Brandon: i know--i'm so happy--you waited so long and were so good
Mary: it seems true though, that as soon as you get fed up waiting and are like FUCK THIS SHIT you get called
Brandon: have you taken care of that #1 on your list?
[THE NEXT TEN LINES OF TEXT HAVE BEEN EDITED BECAUSE I AM A LADY!]

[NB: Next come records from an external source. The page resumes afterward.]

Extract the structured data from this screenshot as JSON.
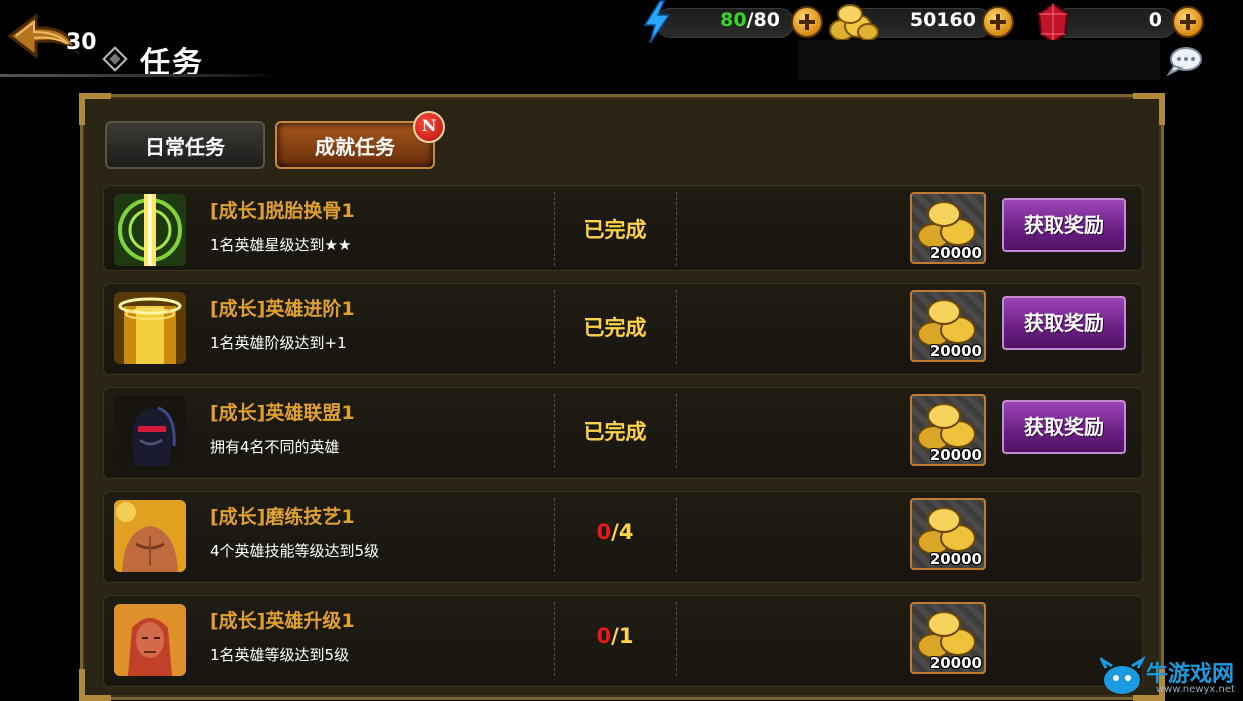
{
  "header": {
    "level": "30",
    "title": "任务"
  },
  "resources": {
    "energy_current": "80",
    "energy_sep_max": "/80",
    "gold": "50160",
    "gems": "0"
  },
  "tabs": [
    {
      "label": "日常任务",
      "active": false
    },
    {
      "label": "成就任务",
      "active": true,
      "badge": "N"
    }
  ],
  "tasks": [
    {
      "title": "[成长]脱胎换骨1",
      "desc": "1名英雄星级达到★★",
      "status": "已完成",
      "reward": "20000",
      "claim": "获取奖励",
      "icon": "golden-light-icon"
    },
    {
      "title": "[成长]英雄进阶1",
      "desc": "1名英雄阶级达到+1",
      "status": "已完成",
      "reward": "20000",
      "claim": "获取奖励",
      "icon": "golden-halo-icon"
    },
    {
      "title": "[成长]英雄联盟1",
      "desc": "拥有4名不同的英雄",
      "status": "已完成",
      "reward": "20000",
      "claim": "获取奖励",
      "icon": "ninja-hero-icon"
    },
    {
      "title": "[成长]磨练技艺1",
      "desc": "4个英雄技能等级达到5级",
      "progress_current": "0",
      "progress_total": "/4",
      "reward": "20000",
      "icon": "muscle-hero-icon"
    },
    {
      "title": "[成长]英雄升级1",
      "desc": "1名英雄等级达到5级",
      "progress_current": "0",
      "progress_total": "/1",
      "reward": "20000",
      "icon": "red-hero-icon"
    }
  ],
  "watermark": {
    "text": "牛游戏网",
    "url": "www.newyx.net"
  },
  "colors": {
    "title_gold": "#e0a030",
    "status_yellow": "#ffd24a",
    "progress_red": "#e21a1a",
    "claim_purple": "#7a2a94",
    "energy_green": "#39d42a"
  }
}
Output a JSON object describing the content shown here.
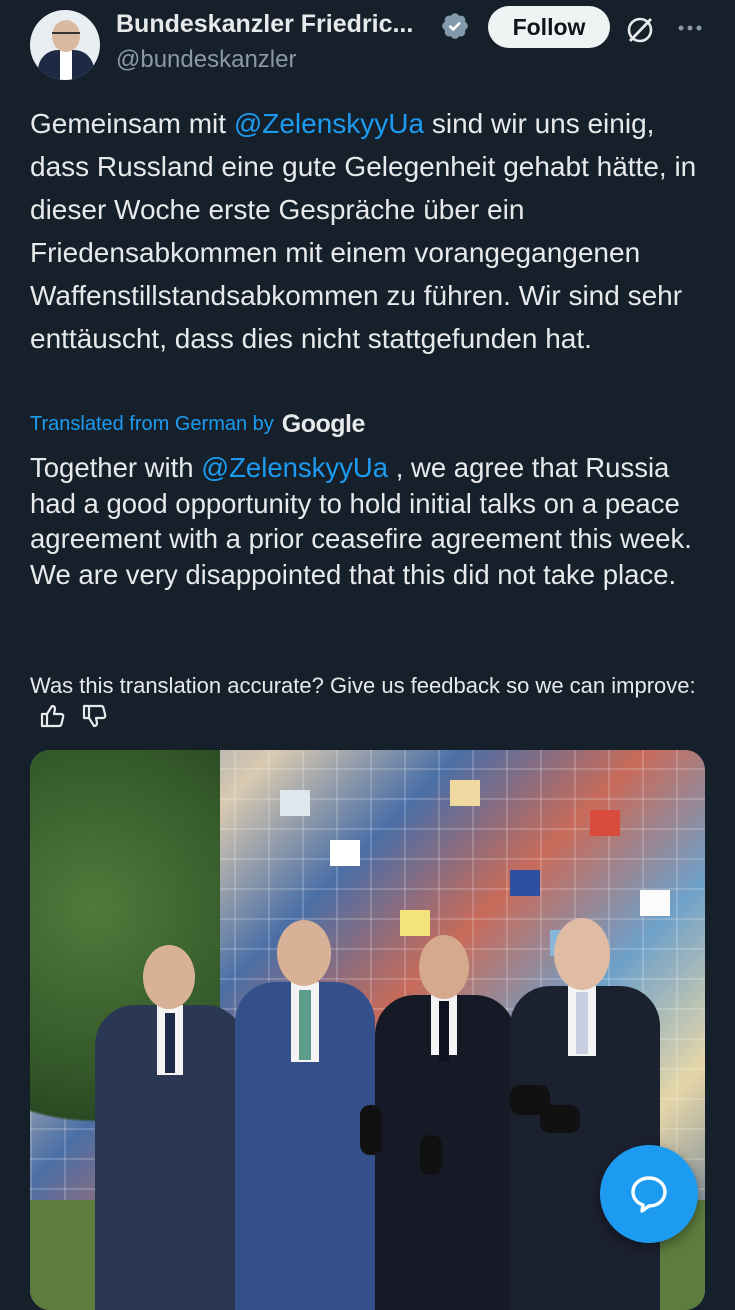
{
  "author": {
    "name": "Bundeskanzler Friedric...",
    "handle": "@bundeskanzler"
  },
  "actions": {
    "follow_label": "Follow"
  },
  "post": {
    "part1": "Gemeinsam mit ",
    "mention": "@ZelenskyyUa",
    "part2": " sind wir uns einig, dass Russland eine gute Gelegenheit gehabt hätte, in dieser Woche erste Gespräche über ein Friedensabkommen mit einem vorangegangenen Waffenstillstandsabkommen zu führen. Wir sind sehr enttäuscht, dass dies nicht stattgefunden hat."
  },
  "translation": {
    "label": "Translated from German by",
    "provider": "Google",
    "part1": "Together with ",
    "mention": "@ZelenskyyUa",
    "part2": " , we agree that Russia had a good opportunity to hold initial talks on a peace agreement with a prior ceasefire agreement this week. We are very disappointed that this did not take place."
  },
  "feedback": {
    "text": "Was this translation accurate? Give us feedback so we can improve:"
  },
  "colors": {
    "background": "#15202b",
    "accent": "#1d9bf0",
    "text": "#e7e9ea",
    "muted": "#8b98a5"
  },
  "icons": [
    "verified-badge-icon",
    "grok-icon",
    "more-options-icon",
    "thumbs-up-icon",
    "thumbs-down-icon",
    "reply-chat-icon"
  ]
}
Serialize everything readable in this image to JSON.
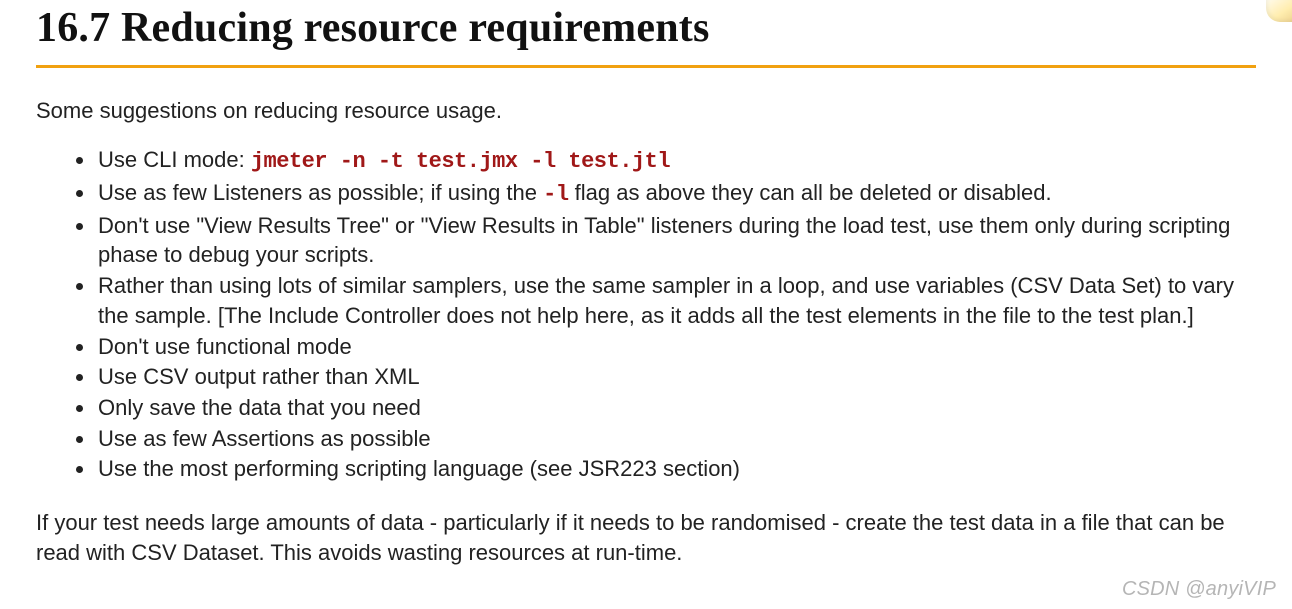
{
  "heading": "16.7 Reducing resource requirements",
  "intro": "Some suggestions on reducing resource usage.",
  "items": {
    "i1_pre": "Use CLI mode: ",
    "i1_code": "jmeter -n -t test.jmx -l test.jtl",
    "i2_pre": "Use as few Listeners as possible; if using the ",
    "i2_code": "-l",
    "i2_post": " flag as above they can all be deleted or disabled.",
    "i3": "Don't use \"View Results Tree\" or \"View Results in Table\" listeners during the load test, use them only during scripting phase to debug your scripts.",
    "i4": "Rather than using lots of similar samplers, use the same sampler in a loop, and use variables (CSV Data Set) to vary the sample. [The Include Controller does not help here, as it adds all the test elements in the file to the test plan.]",
    "i5": "Don't use functional mode",
    "i6": "Use CSV output rather than XML",
    "i7": "Only save the data that you need",
    "i8": "Use as few Assertions as possible",
    "i9": "Use the most performing scripting language (see JSR223 section)"
  },
  "closing": "If your test needs large amounts of data - particularly if it needs to be randomised - create the test data in a file that can be read with CSV Dataset. This avoids wasting resources at run-time.",
  "watermark": "CSDN @anyiVIP"
}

Mary: dude i totally want to post this convo on cysticgal with the title WHAT POST-TRANSPLANT PATIENTS TALK ABOUT
Brandon: go for it-- you know, as much as i wished i could have experienced life without cf, it has shaped us, and for the better imo, and i think that few people get to experience the joys we do, for such normal activities...maybe there's a degree of sadness to that, but i personally embrace it
Mary: it is really great--on friday i weent to a football game at the h.s. i used to teach at (still friends with all the teachers) and - after, i was walking back to my car that waas parked FAR away (not a problem!) and stood there watching a bunch of tiny kids playing in under the football lights while their parents waited for the team to be ready to come home.it was just this moment of like I CAN BE OUTSIDE IN THE COLD FALL WEATHER, AND WALK TO MY CAR, AND TAKE MY TIME, AND NOT BECAUSE I'M GONNA PASS OUT!
Brandon: awesome--i remember, you posted osmething about being able to walk and talk at the same time, and it sounds like a joke...but as we both know, not a joke, not a joke in the least, boy is it nice to stroll along chatting
Mary: totally. and to be able to walk as fast as your friends or family without thinking I MIGHT DIE RIGHT NOW
Brandon: hahahaha yes
THIS HAS BEEN A RANDOM SAMPLING OF S. POST-TX CFers TALK ABOUT, TUNE IN AGAIN SOON.
Saturday, November 6, 2010
Wednesday, November 3, 2010
We have lost a fellow bloggy today, Gess, who was in the process of being listed for lung and liver transplants in Seattle. His wife, Lisa, keeps a blog about their marriage and management of Gess’ advanced CF.
As I have recently passed my three-month-aversary for transplant, it is important to remember the thousands of CF patients who have passed away without this second opportunity at life, and the loved ones they leave behind.
Breathe freely, Gess, and our prayers are with you and Lisa.